De manière générale, le climat économique du quatrième trimestre 2025 est dominé par les répercussions du conflit commercial avec les États-Unis, qui pèsent sur le moral des consommateurs et la confiance des entreprises, a observé la Banque du Canada.

Même si elle est supérieure au creux observé au deuxième trimestre de 2025, la confiance des entreprises reste modérée au quatrième trimestre de 2025. 

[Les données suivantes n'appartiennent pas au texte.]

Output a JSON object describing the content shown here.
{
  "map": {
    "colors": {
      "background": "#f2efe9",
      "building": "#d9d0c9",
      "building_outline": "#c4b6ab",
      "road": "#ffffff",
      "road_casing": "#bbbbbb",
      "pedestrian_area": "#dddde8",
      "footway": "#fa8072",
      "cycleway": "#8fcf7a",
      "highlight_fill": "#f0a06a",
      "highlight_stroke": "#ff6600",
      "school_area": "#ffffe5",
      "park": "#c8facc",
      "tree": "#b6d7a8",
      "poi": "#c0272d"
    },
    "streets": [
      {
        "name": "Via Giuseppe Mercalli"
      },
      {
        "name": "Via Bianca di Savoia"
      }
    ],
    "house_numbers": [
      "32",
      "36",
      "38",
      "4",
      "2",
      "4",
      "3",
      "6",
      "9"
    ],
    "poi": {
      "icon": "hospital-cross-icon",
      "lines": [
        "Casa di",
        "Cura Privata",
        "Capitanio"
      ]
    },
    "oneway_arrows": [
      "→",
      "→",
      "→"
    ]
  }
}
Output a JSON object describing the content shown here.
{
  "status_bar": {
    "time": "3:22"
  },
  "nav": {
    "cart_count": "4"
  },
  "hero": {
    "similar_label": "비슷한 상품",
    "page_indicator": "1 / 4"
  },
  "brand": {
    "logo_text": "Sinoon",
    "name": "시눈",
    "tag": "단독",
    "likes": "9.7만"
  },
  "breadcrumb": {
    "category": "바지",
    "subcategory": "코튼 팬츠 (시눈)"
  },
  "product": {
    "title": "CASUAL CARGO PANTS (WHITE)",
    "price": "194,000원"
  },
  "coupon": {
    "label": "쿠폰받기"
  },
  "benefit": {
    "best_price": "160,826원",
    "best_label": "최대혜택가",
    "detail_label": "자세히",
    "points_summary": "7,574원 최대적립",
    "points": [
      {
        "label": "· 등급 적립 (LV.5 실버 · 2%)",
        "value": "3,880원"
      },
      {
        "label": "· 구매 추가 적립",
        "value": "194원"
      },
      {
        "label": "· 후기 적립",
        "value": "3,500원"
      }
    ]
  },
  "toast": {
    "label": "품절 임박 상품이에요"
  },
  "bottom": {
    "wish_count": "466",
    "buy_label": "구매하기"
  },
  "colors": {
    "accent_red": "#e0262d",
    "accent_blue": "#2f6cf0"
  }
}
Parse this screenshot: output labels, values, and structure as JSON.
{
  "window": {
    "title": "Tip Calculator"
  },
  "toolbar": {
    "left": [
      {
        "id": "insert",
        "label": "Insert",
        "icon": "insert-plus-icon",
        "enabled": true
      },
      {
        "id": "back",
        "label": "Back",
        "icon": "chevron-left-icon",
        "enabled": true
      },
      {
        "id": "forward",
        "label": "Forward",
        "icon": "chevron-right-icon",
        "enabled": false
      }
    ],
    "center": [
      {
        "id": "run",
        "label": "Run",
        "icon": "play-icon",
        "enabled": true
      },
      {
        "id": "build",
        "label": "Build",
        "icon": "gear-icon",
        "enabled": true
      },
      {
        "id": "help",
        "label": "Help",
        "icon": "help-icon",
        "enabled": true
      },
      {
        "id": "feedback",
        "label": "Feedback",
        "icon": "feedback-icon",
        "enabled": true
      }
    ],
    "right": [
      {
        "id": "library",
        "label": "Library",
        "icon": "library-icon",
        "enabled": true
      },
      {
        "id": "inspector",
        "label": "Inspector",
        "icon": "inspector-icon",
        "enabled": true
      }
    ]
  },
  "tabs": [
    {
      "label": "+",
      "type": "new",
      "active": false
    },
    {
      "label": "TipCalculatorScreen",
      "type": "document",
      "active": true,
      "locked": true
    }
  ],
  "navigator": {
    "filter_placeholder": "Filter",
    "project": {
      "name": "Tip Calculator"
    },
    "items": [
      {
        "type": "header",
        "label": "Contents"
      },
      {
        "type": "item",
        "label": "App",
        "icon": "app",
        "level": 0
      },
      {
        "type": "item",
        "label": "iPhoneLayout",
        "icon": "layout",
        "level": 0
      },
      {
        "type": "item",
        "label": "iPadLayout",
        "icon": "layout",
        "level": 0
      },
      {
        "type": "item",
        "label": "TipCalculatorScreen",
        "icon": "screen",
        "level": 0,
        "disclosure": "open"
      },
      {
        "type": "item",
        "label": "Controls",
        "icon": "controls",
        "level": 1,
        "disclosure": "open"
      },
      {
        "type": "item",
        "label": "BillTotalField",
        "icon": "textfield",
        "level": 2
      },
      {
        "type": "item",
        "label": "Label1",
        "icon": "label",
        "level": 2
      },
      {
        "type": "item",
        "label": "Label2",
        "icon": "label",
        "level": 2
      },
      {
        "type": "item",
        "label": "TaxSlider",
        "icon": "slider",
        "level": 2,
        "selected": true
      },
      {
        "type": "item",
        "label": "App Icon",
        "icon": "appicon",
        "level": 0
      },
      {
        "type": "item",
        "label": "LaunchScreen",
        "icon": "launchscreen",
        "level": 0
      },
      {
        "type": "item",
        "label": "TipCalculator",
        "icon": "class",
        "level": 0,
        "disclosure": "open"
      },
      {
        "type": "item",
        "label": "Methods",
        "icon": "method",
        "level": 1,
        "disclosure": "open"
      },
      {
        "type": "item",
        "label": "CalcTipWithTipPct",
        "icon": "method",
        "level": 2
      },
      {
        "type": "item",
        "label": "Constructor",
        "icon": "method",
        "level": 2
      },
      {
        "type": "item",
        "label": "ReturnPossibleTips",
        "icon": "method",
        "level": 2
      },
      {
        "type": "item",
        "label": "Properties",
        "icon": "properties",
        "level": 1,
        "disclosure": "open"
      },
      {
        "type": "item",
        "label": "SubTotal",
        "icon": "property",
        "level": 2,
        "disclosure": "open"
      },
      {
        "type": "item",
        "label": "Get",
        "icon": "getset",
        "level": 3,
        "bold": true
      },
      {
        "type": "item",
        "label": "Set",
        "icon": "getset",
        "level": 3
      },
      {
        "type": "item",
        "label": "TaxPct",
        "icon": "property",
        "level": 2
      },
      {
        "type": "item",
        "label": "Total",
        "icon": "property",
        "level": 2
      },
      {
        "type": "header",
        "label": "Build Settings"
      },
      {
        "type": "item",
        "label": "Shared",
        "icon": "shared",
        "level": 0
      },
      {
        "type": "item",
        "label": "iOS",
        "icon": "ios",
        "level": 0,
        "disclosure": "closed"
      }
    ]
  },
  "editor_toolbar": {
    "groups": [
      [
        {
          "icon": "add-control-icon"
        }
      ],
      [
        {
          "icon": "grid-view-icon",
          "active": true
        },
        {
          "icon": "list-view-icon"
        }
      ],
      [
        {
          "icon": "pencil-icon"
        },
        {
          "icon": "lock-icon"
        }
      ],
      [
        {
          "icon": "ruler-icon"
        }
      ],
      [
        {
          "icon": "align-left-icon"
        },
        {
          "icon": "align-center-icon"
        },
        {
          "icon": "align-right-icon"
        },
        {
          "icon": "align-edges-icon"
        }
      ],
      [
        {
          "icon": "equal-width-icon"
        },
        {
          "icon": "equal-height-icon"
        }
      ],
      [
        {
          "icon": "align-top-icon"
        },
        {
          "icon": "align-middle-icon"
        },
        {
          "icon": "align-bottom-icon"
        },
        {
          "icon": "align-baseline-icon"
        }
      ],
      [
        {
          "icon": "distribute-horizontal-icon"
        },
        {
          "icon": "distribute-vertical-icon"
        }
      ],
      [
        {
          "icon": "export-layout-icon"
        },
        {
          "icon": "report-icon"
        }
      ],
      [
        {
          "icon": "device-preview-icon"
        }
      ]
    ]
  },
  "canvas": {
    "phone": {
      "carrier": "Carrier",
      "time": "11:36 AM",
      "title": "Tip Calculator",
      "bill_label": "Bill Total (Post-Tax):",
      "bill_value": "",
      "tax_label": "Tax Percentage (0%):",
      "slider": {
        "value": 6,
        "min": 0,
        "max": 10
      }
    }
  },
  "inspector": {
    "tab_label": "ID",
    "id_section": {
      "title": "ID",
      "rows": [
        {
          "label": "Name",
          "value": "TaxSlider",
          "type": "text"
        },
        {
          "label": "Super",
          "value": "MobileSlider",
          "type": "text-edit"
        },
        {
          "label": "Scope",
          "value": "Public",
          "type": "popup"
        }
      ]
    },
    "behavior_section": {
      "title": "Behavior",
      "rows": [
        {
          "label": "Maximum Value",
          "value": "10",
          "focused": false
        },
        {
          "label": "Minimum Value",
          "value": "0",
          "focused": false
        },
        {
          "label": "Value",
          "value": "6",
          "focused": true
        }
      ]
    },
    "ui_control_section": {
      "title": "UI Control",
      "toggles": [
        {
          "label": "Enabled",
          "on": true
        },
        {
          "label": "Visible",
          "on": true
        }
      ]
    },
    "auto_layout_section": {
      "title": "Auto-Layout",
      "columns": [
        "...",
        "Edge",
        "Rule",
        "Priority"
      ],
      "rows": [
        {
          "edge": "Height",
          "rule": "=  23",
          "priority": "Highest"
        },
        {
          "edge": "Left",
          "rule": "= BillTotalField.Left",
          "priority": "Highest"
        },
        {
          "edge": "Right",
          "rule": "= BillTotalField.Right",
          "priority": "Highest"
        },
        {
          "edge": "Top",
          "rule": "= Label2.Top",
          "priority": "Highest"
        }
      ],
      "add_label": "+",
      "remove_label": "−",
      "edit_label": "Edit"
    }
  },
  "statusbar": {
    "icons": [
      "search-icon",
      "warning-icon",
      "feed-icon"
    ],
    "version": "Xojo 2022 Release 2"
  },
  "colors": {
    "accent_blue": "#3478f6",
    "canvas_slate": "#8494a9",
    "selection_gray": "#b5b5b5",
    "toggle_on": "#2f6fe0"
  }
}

La proportion d’entreprises qui se préparent à une récession au Canada au cours des 12 prochains mois a diminué, passant de 33 % à 22 %. Il s’agit du niveau le plus bas enregistré en 2025, bien qu’il reste supérieur à celui de 2024.

L’année a été difficile, avec un tiers (environ 33 %) des entreprises signalant une baisse de leurs volumes de ventes au cours des 12 derniers mois. À titre de comparaison, la moyenne historique pour cet indicateur est d’environ un quart (25 %). 

Par ailleurs, les intentions d’embauche sont freinées par l’incertitude. La proportion de répondants prévoyant des réductions de personnel a atteint son niveau le plus élevé depuis 2016.

Les entreprises prévoient que l’inflation se maintiendra dans une fourchette de 2,5 % à 3 %.

Au qutrième trimestre, le pessimisme a aussi été persistant du côté des consommateurs. La santé financière des ménages reste précaire, et les répondants sont plus nombreux qu’au trimestre précédent à estimer que leur situation s’est dégradée.

En ce qui concerne, les répercussions liés aux différents conflits commerciaux, « la moitié des répondants pensent que les effets les plus graves des tensions commerciales sur l’économie ou l’inflation ne se sont pas encore matérialisés  », rapporte la Banque du Canada.

Les consommateurs ont aussi estimé que la probabilité de perdre leur emploi était plus élevée ce trimestre, particulièrement dans les secteurs très dépendants du commerce transfrontalier.

Les intentions d’achat demeurent faibles et modestes. Les prix élevés, l’incertitude économique et les coûts du logement sont les principaux freins à la consommation.